Si passa poi al caso del Canada, con lo sfruttamento delle sabbie bituminose ai piedi delle Montagne Rocciose per l’estrazione di petrolio, attività che è costata la distruzione “di una regione grande quanto la Florida”. La foresta boreale viene distrutta e per ogni barile di petrolio da ottenere ne vengono sprecati cinque d’acqua. I beni comuni e le popolazioni native sono a rischio. I liquami tossici vengono scaricati nei laghi. La produzione di petrolio da sabbie bituminose minaccia le popolazioni che vivono attorno ai giacimenti, inquinando le falde acquifere e la carne di alce, che costituisce un elemento essenziale per l’alimentazione di Metis e Inuit. In Africa, invece, nel Niger, il delta del fiume omonimo è avvelenato: l’estrazione di petrolio dal delta del Niger è devastante per gli ecosistemi e le popolazioni residenti. Viene posta in atto una pratica illegale, che consiste nel bruciare il gas che esce dai pozzi petroliferi insieme al greggio. Il fumo così generato contiene un’elevata quantità di sostanze tossiche per la salute e per l’ambiente. Respirare i fumi nocivi comporta avvelenamento del sangue e cancro.

Le foreste pluviali dell’Indonesia, uno dei più importanti ecosistemi del pianeta, sono invece minacciate dai produttori di carta, legno e olio di palma della multinazionale App, mentre in Giappone centinaia di migliaia di persone sono ancora esposte ai rischi a lungo termine delle radiazioni dovute all’incidente di Fukushima dell’11 marzo 2011. Dopo Fukushima, nella lista, troviamo il più grave danno ambientale marino della storia statunitense: la marea nera della Deepwater Horizon nel Golfo del Messico. British Petroleum si è accordata con il governo americano per un fondo di risarcimento alle vittime di 20 miliardi di dollari, ma i reali danni del disastro ambientale avvenuto nel 2010 sono tutti da valutare e la certezza della pena ancora da stabilire.

Dieci anni prima, nel 2000, in Romania, l’onda di cianuro partita dalla miniera d’oro Esmeralda, ad Auriol, dopo aver devastato i due affluenti che le hanno permesso di arrivare al Danubio, ha puntato alla foce del fiume blu, cioè alla più grande zona umida d’Europa, uno dei pochi paradisi naturali sopravvissuti nel Vecchio Continente. Anche questo crimine è rimasto pressoché impunito. La compagnia australiana Esmeralda Exploration ha dichiarato fallimento e nessuno ha mai risarcito un solo euro per uno dei disastri più imponenti della storia nei confronti di un sistema fluviale.
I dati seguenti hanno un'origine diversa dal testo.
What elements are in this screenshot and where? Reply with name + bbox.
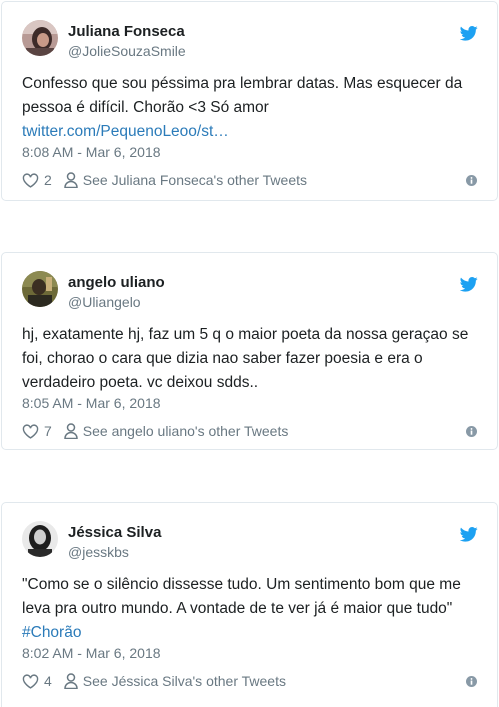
tweet-actions: 4 See Jéssica Silva's other Tweets [22, 673, 286, 689]
avatar[interactable] [22, 521, 58, 557]
avatar[interactable] [22, 271, 58, 307]
tweet-link[interactable]: twitter.com/PequenoLeoo/st… [22, 123, 229, 140]
see-other-tweets-link[interactable]: See Jéssica Silva's other Tweets [83, 673, 286, 689]
tweet-body: "Como se o silêncio dissesse tudo. Um se… [22, 576, 461, 617]
like-count[interactable]: 4 [44, 673, 52, 689]
author-handle[interactable]: @jesskbs [68, 544, 129, 560]
person-icon [64, 423, 78, 439]
hashtag-link[interactable]: #Chorão [22, 624, 81, 641]
author-name[interactable]: Juliana Fonseca [68, 23, 185, 40]
twitter-bird-icon[interactable] [460, 26, 478, 41]
twitter-bird-icon[interactable] [460, 277, 478, 292]
see-other-tweets-link[interactable]: See Juliana Fonseca's other Tweets [83, 172, 307, 188]
tweet-text: "Como se o silêncio dissesse tudo. Um se… [22, 573, 482, 645]
person-icon [64, 172, 78, 188]
tweet-body: Confesso que sou péssima pra lembrar dat… [22, 75, 463, 116]
author-name[interactable]: angelo uliano [68, 274, 165, 291]
tweet-timestamp[interactable]: 8:05 AM - Mar 6, 2018 [22, 395, 161, 411]
like-count[interactable]: 2 [44, 172, 52, 188]
author-handle[interactable]: @Uliangelo [68, 294, 141, 310]
avatar-photo-icon [22, 20, 58, 56]
tweet-actions: 2 See Juliana Fonseca's other Tweets [22, 172, 307, 188]
tweet-text: Confesso que sou péssima pra lembrar dat… [22, 72, 482, 144]
tweet-timestamp[interactable]: 8:08 AM - Mar 6, 2018 [22, 144, 161, 160]
twitter-bird-icon[interactable] [460, 527, 478, 542]
tweet-card[interactable]: angelo uliano @Uliangelo hj, exatamente … [1, 252, 498, 450]
heart-icon[interactable] [22, 673, 39, 689]
tweet-body: hj, exatamente hj, faz um 5 q o maior po… [22, 326, 469, 391]
like-count[interactable]: 7 [44, 423, 52, 439]
tweet-text: hj, exatamente hj, faz um 5 q o maior po… [22, 323, 482, 395]
person-icon [64, 673, 78, 689]
info-icon[interactable] [466, 175, 477, 186]
tweet-timestamp[interactable]: 8:02 AM - Mar 6, 2018 [22, 645, 161, 661]
tweet-card[interactable]: Juliana Fonseca @JolieSouzaSmile Confess… [1, 1, 498, 201]
heart-icon[interactable] [22, 172, 39, 188]
avatar[interactable] [22, 20, 58, 56]
info-icon[interactable] [466, 426, 477, 437]
avatar-photo-icon [22, 521, 58, 557]
see-other-tweets-link[interactable]: See angelo uliano's other Tweets [83, 423, 289, 439]
heart-icon[interactable] [22, 423, 39, 439]
avatar-photo-icon [22, 271, 58, 307]
author-handle[interactable]: @JolieSouzaSmile [68, 43, 186, 59]
author-name[interactable]: Jéssica Silva [68, 524, 161, 541]
info-icon[interactable] [466, 676, 477, 687]
tweet-actions: 7 See angelo uliano's other Tweets [22, 423, 288, 439]
tweet-card[interactable]: Jéssica Silva @jesskbs "Como se o silênc… [1, 502, 498, 707]
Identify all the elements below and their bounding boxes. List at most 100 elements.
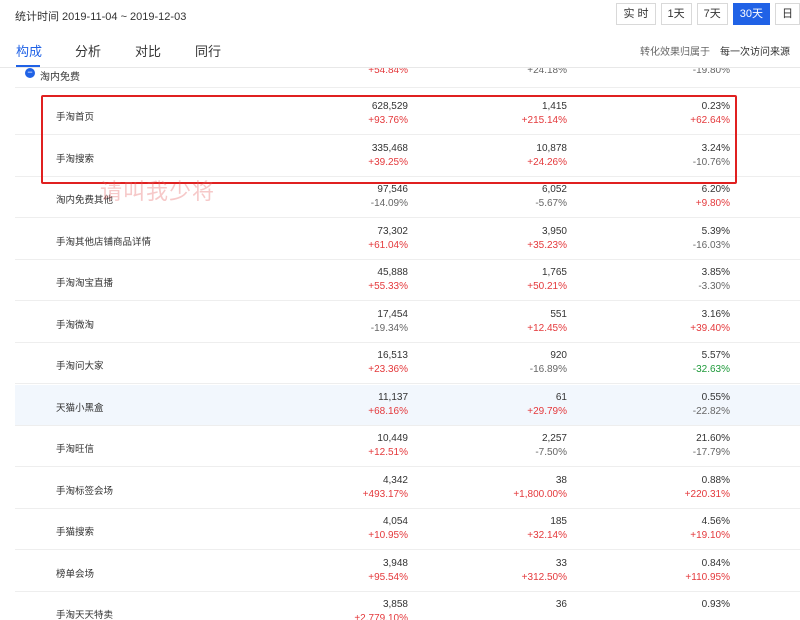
attribution-setting[interactable]: 转化效果归属于 每一次访问来源 [640, 43, 790, 58]
orders-value: 1,765 [541, 267, 567, 278]
tab-analysis[interactable]: 分析 [75, 41, 101, 60]
orders-value: 61 [555, 391, 567, 403]
visitors-value: 73,302 [377, 225, 408, 237]
row-visitors: 11,137 +68.16% [368, 392, 408, 417]
row-source-name: 手淘搜索 [56, 153, 95, 165]
row-source-name: 手淘问大家 [56, 361, 104, 372]
range-button[interactable]: 日 [775, 3, 800, 25]
orders-change: +32.14% [527, 530, 567, 541]
group-row: − 淘内免费 +54.84% +24.18% -19.80% [15, 68, 800, 88]
visitors-change: +61.04% [368, 239, 408, 251]
attribution-label: 转化效果归属于 [640, 47, 710, 58]
row-visitors: 10,449 +12.51% [368, 433, 408, 458]
orders-value: 38 [555, 474, 567, 486]
source-table: − 淘内免费 +54.84% +24.18% -19.80% 手淘首页 628,5… [15, 68, 800, 620]
table-row[interactable]: 手淘微淘 17,454 -19.34% 551 +12.45% 3.16% +39.40% [15, 301, 800, 343]
table-row[interactable]: 淘内免费其他 97,546 -14.09% 6,052 -5.67% 6.20% +9.80… [15, 177, 800, 218]
row-conversion: 3.16% +39.40% [690, 309, 730, 334]
row-orders: 33 +312.50% [522, 558, 567, 583]
row-conversion: 3.24% -10.76% [693, 143, 730, 168]
row-source-name: 天猫小黑盒 [56, 402, 104, 414]
table-row[interactable]: 手猫搜索 4,054 +10.95% 185 +32.14% 4.56% +19.10% [15, 509, 800, 550]
table-row[interactable]: 手淘标签会场 4,342 +493.17% 38 +1,800.00% 0.88% +220… [15, 467, 800, 509]
row-conversion: 0.88% +220.31% [685, 475, 730, 500]
tab-composition[interactable]: 构成 [16, 41, 42, 60]
orders-change: +29.79% [527, 405, 567, 417]
tab-peers[interactable]: 同行 [195, 41, 221, 60]
table-row[interactable]: 手淘天天特卖 3,858 +2,779.10% 36 0.93% [15, 592, 800, 620]
group-label: 淘内免费 [40, 72, 80, 83]
row-orders: 61 +29.79% [527, 392, 567, 417]
row-conversion: 0.23% +62.64% [690, 101, 730, 126]
row-conversion: 4.56% +19.10% [690, 516, 730, 541]
row-orders: 36 [556, 599, 567, 613]
visitors-change: +493.17% [362, 488, 408, 500]
conversion-value: 3.16% [701, 308, 730, 320]
visitors-change: +68.16% [368, 405, 408, 417]
conversion-change: -22.82% [692, 405, 730, 417]
orders-value: 551 [550, 308, 567, 320]
row-conversion: 0.84% +110.95% [685, 558, 730, 583]
visitors-change: +12.51% [368, 447, 408, 458]
row-source-name: 手淘天天特卖 [56, 610, 114, 620]
table-row[interactable]: 手淘搜索 335,468 +39.25% 10,878 +24.26% 3.24% -10.… [15, 135, 800, 177]
conversion-value: 3.85% [701, 267, 730, 278]
row-conversion: 5.57% -32.63% [693, 350, 730, 375]
conversion-value: 0.93% [701, 599, 730, 610]
visitors-value: 16,513 [377, 350, 408, 361]
conversion-value: 0.23% [701, 101, 730, 112]
row-visitors: 45,888 +55.33% [368, 267, 408, 292]
conversion-change: +220.31% [684, 488, 730, 500]
conversion-change: -16.03% [692, 239, 730, 251]
conversion-change: -32.63% [692, 364, 730, 375]
range-button[interactable]: 30天 [732, 3, 770, 25]
conversion-change: +9.80% [695, 198, 730, 209]
group-c3: -19.80% [693, 68, 730, 76]
row-orders: 3,950 +35.23% [527, 226, 567, 251]
visitors-change: +93.76% [368, 115, 408, 126]
orders-change: +312.50% [521, 571, 567, 583]
row-conversion: 3.85% -3.30% [698, 267, 730, 292]
table-row[interactable]: 手淘其他店铺商品详情 73,302 +61.04% 3,950 +35.23% 5.39%… [15, 218, 800, 260]
row-source-name: 手淘标签会场 [56, 485, 114, 497]
row-visitors: 97,546 -14.09% [371, 184, 408, 209]
range-button[interactable]: 1天 [660, 3, 692, 25]
active-tab-indicator [16, 65, 40, 67]
visitors-value: 628,529 [371, 101, 408, 112]
conversion-value: 0.84% [701, 557, 730, 569]
table-row[interactable]: 手淘首页 628,529 +93.76% 1,415 +215.14% 0.23% +62.… [15, 94, 800, 135]
orders-change: -5.67% [535, 198, 567, 209]
row-visitors: 4,054 +10.95% [368, 516, 408, 541]
conversion-value: 3.24% [701, 142, 730, 154]
orders-change: -7.50% [535, 447, 567, 458]
range-button[interactable]: 实 时 [616, 3, 656, 25]
table-row[interactable]: 天猫小黑盒 11,137 +68.16% 61 +29.79% 0.55% -22.82% [15, 384, 800, 426]
row-conversion: 21.60% -17.79% [693, 433, 730, 458]
row-orders: 551 +12.45% [527, 309, 567, 334]
row-visitors: 3,858 +2,779.10% [354, 599, 408, 620]
orders-value: 33 [555, 557, 567, 569]
visitors-value: 3,948 [382, 557, 408, 569]
range-button[interactable]: 7天 [696, 3, 728, 25]
row-orders: 920 -16.89% [530, 350, 567, 375]
row-visitors: 3,948 +95.54% [368, 558, 408, 583]
orders-value: 3,950 [541, 225, 567, 237]
table-row[interactable]: 手淘旺信 10,449 +12.51% 2,257 -7.50% 21.60% -17.79… [15, 426, 800, 467]
collapse-icon[interactable]: − [25, 68, 35, 78]
attribution-value[interactable]: 每一次访问来源 [720, 47, 790, 58]
conversion-change: +19.10% [690, 530, 730, 541]
row-orders: 10,878 +24.26% [527, 143, 567, 168]
group-c3-change: -19.80% [692, 68, 730, 76]
visitors-change: -19.34% [370, 322, 408, 334]
row-conversion: 5.39% -16.03% [693, 226, 730, 251]
table-row[interactable]: 手淘淘宝直播 45,888 +55.33% 1,765 +50.21% 3.85% -3.3… [15, 260, 800, 301]
orders-value: 2,257 [541, 433, 567, 444]
range-buttons: 实 时 1天 7天 30天日 [611, 3, 800, 25]
row-source-name: 手淘微淘 [56, 319, 95, 331]
orders-value: 1,415 [541, 101, 567, 112]
orders-change: +215.14% [521, 115, 567, 126]
tab-compare[interactable]: 对比 [135, 41, 161, 60]
table-row[interactable]: 手淘问大家 16,513 +23.36% 920 -16.89% 5.57% -32.63% [15, 343, 800, 384]
table-row[interactable]: 榜单会场 3,948 +95.54% 33 +312.50% 0.84% +110.95% [15, 550, 800, 592]
row-source-name: 榜单会场 [56, 568, 95, 580]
Altro disastro è quello dell’area del Lago Agrio, in Ecuador, inquinata dalla  multinazionale Chevron-Texaco, durante le sue operazioni di esplorazione e sfruttamento di petrolio. Già nel 1993, 30 mila tra abitanti e agricoltori hanno denunciato l’accaduto. Un tribunale dell’Ecuador ha riconosciuto la colpevolezza di Texaco, multandola per 18 miliardi di dollari, ma dopo varie fasi del processo, l’azienda petrolifera si è appellata alla Corte Internazionale dell’Aja e il reato rimane ancora impunito. Chernobyl invece costituisce l’incidente nucleare più grave della storia. Il disastro avvenne il 26 aprile 1986, presso la centrale nucleare V.I. Lenin. Le cause furono indicate in gravi mancanze da parte del personale, sia tecnico che dirigente, in problemi relativi alla struttura e alla progettazione dell’impianto stesso e nell’errata gestione economica e amministrativa della centrale. Non esistono ancora oggi dati ufficiali e definitivi sui decessi ricollegabili alla tragedia. Non venne accertata alcuna responsabilità penale.

Infine, ci sono i casi della montagna di piombo di Abra Pampa, in Argentina, e della nube di pesticidi tossici di Bhopal, in India. Il primo riguarda la formazione di una montagna di 30 mila tonnellate di piombo provenienti dalle lavorazioni di un impianto chiuso negli anni Ottanta, con tutti i rischi connessi all’inalazione della polvere del minerale. Il secondo, invece, ha causato la morte di oltre duemila persone uccise da una nube tossica di isocianato di metile formatasi il 3 dicembre del 1984 nello stabilimento della Union Carbide India Limited, a  Bophal. Nel giugno 2010 un tribunale di Bhopal ha emesso una sentenza di colpevolezza per omicidio colposo per grave negligenza nei confronti di otto ex-dirigenti indiani della UCIL. La condanna tuttavia è stata irrisoria rispetto ai danni provocati.